Monday mini-reviews

There were a few books that I can easily group together from last month’s book a day challenge, so I’m trying to get those out of the way first.  These three books were all written by women writers and for the most part I had similar feelings about them.

Title: The Writing Life, Author: Annie DillardThe Writing Life. Finished 9-25-17, rating 3.5/5, memoir, 111 pages, pub. 1989

Annie Dillard has written eleven books, including the memoir of her parents, An American Childhood; the Northwest pioneer epic The Living; and the nonfiction narrative Pilgrim at Tinker Creek. A gregarious recluse, she is a member of the American Academy of Arts and Letters.    from Goodreads

I admit that I picked this up at a book sale because it was short and  I’m so glad that I made the impulsive choice.  I’d never read Annie Dillard before, but found her writing beautiful.  She doesn’t make the writing life sound like very much fun, but I loved the honesty and the insight into how a mind can go a little nutty while writing.  If you are a writer or even just want an inside look into the writing  life I think this slim book is worth reading.

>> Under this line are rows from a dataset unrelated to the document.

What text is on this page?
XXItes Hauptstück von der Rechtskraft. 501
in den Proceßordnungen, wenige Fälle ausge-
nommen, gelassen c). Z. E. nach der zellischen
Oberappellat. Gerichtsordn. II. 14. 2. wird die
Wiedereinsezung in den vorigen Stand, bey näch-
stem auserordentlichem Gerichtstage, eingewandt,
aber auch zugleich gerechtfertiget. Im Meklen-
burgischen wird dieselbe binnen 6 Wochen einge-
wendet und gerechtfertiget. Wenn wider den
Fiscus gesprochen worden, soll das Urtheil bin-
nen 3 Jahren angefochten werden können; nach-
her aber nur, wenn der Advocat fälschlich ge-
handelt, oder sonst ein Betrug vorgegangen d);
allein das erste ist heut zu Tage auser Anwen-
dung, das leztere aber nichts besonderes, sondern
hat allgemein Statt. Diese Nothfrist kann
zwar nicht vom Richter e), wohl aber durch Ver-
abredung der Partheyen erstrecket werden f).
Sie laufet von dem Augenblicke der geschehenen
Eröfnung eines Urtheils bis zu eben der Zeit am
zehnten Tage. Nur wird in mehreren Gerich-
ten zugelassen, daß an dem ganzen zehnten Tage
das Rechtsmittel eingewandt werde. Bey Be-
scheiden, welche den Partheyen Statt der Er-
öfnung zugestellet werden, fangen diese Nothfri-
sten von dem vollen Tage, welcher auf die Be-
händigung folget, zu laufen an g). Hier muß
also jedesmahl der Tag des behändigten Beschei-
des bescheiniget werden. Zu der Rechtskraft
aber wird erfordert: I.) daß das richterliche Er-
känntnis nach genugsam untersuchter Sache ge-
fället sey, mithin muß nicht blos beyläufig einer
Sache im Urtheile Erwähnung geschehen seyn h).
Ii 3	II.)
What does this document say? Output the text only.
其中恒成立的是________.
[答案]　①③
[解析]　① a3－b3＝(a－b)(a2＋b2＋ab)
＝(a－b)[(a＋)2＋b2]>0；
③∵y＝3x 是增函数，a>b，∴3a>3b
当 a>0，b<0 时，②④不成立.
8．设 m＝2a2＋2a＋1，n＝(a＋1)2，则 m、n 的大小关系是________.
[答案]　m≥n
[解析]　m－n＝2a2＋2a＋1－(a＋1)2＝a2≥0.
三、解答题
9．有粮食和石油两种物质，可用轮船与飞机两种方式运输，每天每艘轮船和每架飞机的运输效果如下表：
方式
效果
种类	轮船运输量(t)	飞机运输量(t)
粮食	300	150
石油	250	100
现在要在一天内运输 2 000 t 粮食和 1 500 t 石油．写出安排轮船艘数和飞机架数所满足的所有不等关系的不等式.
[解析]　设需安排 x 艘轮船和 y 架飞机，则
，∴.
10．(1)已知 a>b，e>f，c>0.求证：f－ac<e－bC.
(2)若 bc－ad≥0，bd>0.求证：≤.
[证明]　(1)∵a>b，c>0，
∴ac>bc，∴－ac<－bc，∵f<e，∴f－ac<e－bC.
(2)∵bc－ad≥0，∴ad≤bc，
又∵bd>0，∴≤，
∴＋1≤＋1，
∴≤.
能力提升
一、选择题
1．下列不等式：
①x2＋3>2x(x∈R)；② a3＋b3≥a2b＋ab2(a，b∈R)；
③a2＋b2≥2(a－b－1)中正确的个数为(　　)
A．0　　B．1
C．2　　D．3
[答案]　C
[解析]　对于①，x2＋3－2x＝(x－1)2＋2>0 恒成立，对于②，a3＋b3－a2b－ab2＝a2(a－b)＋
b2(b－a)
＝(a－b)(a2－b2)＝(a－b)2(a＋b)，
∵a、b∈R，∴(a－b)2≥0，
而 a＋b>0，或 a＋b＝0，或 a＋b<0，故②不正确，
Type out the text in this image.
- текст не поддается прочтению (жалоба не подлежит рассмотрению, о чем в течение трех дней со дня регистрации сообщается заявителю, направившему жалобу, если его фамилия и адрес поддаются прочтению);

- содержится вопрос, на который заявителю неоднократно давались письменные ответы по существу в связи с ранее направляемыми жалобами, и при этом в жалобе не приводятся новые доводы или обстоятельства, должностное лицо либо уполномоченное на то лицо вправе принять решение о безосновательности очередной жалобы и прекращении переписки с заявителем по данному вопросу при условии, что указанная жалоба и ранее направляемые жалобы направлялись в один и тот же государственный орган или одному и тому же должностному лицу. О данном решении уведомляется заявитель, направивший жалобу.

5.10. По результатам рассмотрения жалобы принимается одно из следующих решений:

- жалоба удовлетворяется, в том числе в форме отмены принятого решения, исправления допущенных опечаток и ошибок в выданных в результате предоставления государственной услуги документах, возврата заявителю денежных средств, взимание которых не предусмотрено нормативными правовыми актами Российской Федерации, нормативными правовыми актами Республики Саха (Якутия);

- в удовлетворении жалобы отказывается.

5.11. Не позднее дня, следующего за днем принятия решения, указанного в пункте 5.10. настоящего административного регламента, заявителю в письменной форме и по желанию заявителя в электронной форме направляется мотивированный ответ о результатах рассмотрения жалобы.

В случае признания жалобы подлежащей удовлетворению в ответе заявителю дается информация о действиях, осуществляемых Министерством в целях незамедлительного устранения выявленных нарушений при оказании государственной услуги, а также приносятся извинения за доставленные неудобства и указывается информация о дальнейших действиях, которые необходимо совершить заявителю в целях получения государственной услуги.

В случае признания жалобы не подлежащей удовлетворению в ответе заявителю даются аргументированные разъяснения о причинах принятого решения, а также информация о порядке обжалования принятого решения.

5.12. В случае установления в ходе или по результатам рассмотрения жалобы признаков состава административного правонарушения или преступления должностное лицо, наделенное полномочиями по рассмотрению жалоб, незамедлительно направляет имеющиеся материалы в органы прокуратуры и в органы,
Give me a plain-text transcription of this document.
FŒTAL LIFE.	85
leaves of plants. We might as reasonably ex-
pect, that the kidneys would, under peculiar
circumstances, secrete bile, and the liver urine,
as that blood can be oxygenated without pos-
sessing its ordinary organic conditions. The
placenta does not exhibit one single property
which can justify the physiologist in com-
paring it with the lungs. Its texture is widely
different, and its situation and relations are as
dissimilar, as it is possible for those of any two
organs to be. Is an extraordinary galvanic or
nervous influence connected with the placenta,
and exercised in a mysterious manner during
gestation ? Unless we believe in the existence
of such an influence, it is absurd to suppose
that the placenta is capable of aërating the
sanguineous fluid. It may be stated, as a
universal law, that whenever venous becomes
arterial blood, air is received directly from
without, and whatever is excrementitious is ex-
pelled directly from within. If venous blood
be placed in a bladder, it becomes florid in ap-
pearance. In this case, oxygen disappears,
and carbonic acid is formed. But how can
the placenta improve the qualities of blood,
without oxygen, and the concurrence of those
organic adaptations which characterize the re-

Title: A Year by the Sea: Thoughts of an Unfinished Woman, Author: Joan AndersonA Year By the Sea. Finished 9-14-17, rating 3.5/5, memoir, 190 pages, pub. 1999

During the years Joan Anderson was a loving wife and supportive mother, she had slowly and unconsciously replaced her own dreams with the needs of her family. With her sons grown, however, she realized that the family no longer centered on the home she provided, and her relationship with her husband had become stagnant. Like many women in her situation, Joan realized that she had neglected to nurture herself and, worse, to envision fulfilling goals for her future. As her husband received a wonderful job opportunity out-of-state, it seemed that the best part of her own life was finished. Shocking both of them, she refused to follow him to his new job and decided to retreat to a family cottage on Cape Cod.   from Goodreads

I really connected with this woman who was feeling out of sorts in her life.  Her sons were on their own and her husband came home and said that he had taken a job that would force them to move.  I got her.  I was rooting for her when she embraced new challenges on her own.  I’ve never lived on my own, always having a roommate, so I was living vicariously.  It started strong, but she did lose me a little halfway through.  I liked then ending so, all in all, I’m glad I read it.

Title: Hourglass: Time, Memory, Marriage, Author: Dani ShapiroHourglass: Time, Memory, Marriage.  Finished 9-29-17, rating 3/5, memoir, 145 pages, pub. 2017

Hourglass is an inquiry into how marriage is transformed by time–abraded, strengthened, shaped in miraculous and sometimes terrifying ways by accident and experience. With courage and relentless honesty, Dani Shapiro opens the door to her house, her marriage, and her heart, and invites us to witness her own marital reckoning–a reckoning in which she confronts both the life she dreamed of and the life she made, and struggles to reconcile the girl she was with the woman she has become.   from Goodreads

This slight memoir flitting around her marriage from before to beginning to present with little vignettes about things that happened over the years of their 18 year marriage.  The writing was beautiful and some of it was thought provoking, although I had expected it to go a bit deeper.  I enjoyed the writing so I’ve to added some of Shapiro’s fiction to my reading list.